Adiantou que terminou o ensino médio mas dadas as dificuldades da vida não teve condições de ingressar na Universidade. Tudo isso muito por conta do acidente que sofreu, além das questões financeiras.

A jovem que sonha em desfilar nos grandes palcos do nosso país e do exterior,disse que não tem grandes referências, mas que olha para ela mesma e vê a necessidade de se superar diariamente. "Eu não busco inspiração, sou a minha própria inspiração, pela força de vontade que tenho de continuar a seguir em frente, pelo pensamento de ser uma mulher realizada”.

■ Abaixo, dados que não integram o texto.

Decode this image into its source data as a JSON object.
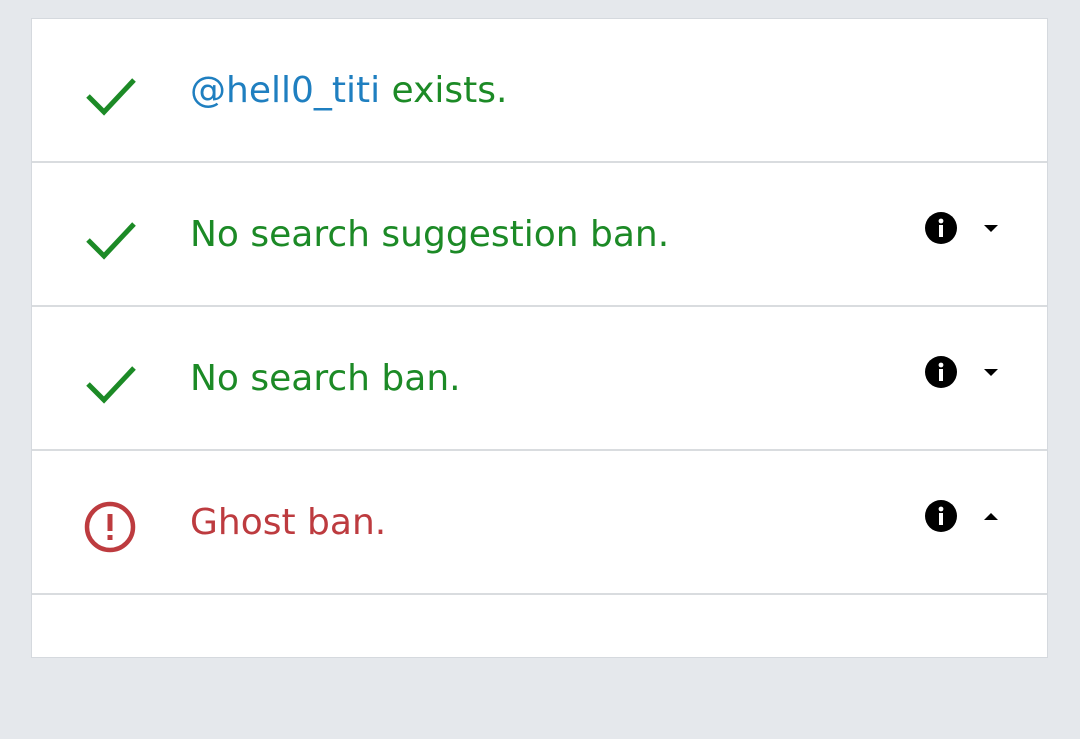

Decidida a fazer várias formações com a finalidade de se superar, tem ocupado o seu tempo a fazer cursos, isto quando não está a posar como modelo em sessões fotográficas ou a trabalhar com a Internet. Por não ser uma jovem de muitas amizades, gosta de ficar em casa a ler um livro com o filho e a ajudá-lo nos deveres de casa ou a ver televisão.

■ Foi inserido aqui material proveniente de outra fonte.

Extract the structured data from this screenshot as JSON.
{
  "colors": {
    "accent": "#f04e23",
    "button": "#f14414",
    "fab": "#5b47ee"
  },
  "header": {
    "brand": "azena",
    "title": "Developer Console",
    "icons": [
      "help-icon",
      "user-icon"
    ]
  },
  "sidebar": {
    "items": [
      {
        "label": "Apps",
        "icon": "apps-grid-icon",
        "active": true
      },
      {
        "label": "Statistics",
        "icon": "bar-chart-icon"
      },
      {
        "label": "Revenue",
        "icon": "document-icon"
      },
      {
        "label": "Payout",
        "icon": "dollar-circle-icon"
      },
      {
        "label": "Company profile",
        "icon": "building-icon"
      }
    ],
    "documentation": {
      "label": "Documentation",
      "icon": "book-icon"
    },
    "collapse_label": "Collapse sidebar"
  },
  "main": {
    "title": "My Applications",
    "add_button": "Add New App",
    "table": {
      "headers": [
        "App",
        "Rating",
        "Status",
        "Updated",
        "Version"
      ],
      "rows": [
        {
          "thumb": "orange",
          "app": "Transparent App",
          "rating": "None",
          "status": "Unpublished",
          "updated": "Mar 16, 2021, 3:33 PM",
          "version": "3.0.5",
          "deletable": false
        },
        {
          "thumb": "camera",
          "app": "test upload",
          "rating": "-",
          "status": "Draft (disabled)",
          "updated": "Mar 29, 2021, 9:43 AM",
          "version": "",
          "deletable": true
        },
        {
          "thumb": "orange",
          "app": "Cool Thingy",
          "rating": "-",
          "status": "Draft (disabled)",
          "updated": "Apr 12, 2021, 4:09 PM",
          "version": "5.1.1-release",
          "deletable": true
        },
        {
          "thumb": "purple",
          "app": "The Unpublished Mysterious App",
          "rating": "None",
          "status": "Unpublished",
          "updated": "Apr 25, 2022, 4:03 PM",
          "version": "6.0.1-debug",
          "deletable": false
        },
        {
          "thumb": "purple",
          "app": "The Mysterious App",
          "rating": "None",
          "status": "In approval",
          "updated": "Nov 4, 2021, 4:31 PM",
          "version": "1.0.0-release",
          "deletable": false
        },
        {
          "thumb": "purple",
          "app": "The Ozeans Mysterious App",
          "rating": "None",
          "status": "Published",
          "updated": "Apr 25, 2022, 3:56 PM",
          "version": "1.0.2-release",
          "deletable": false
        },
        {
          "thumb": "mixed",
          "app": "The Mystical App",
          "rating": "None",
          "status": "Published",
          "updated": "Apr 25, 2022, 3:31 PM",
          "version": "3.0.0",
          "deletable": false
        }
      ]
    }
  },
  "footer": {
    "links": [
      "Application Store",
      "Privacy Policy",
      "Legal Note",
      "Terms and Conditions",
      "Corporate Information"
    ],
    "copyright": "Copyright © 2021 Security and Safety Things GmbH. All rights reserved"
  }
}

Quando pode reunir os poucos amigos que tem, ama entrar para a cozinha e fazer a famosa feijoada da Jandira e outros poucos pratos que sabe confeccionar. Poucos pelo facto de ter entrado tarde na cozinha. A questão dos poucos amigos deve-se ao facto de valorizar muito a amizade e necessitar de dar muito de si, razão pela qual tem sido bastante selectiva neste quesito, mas reconhece ser conhecida por muita gente.

"Após ter sofrido o acidente, reconheci o que realmente é uma verdadeira amizade, os amigos são as pessoas que se preocupam comigo em todas as fases da vida, seja na tristeza, seja na alegria. Isso para mim representa a verdadeira amizade”.

Vinda de família com albinismo, Jandira Neves tem mais um irmão com o mesmo tipo de micro pigmentação na pele. E a mãe também é albina ocular. A palavra de ordem da modelo e influenciadora digital tem sido passar às pessoas que não devem se deixar abalar pelas dificuldades da vida e a não colocarem as culpas em Deus ou noutras pessoas. "Devemos perceber que temos o dom da vida e devemos agradecer a Deus pelo facto de termos vida. Quem perde um membro não é inútil, pode sempre descobrir outros dons”, disse, acrescentando: "Não nasci com deficiência, adquiri a deficiência e isso pode acontecer com qualquer pessoa. Pelo simples facto de estar viva, todos os dias tenho motivos para agradecer, porque a vida me permite fazer muitas coisas. Então, eu digo às pessoas ‘não desistam, é difícil sim, todos nós passamos por dificuldades e tudo requer sacrifícios mas devemos pensar em levantar sempre que cairmos e acreditar que tudo é possível com Deus”.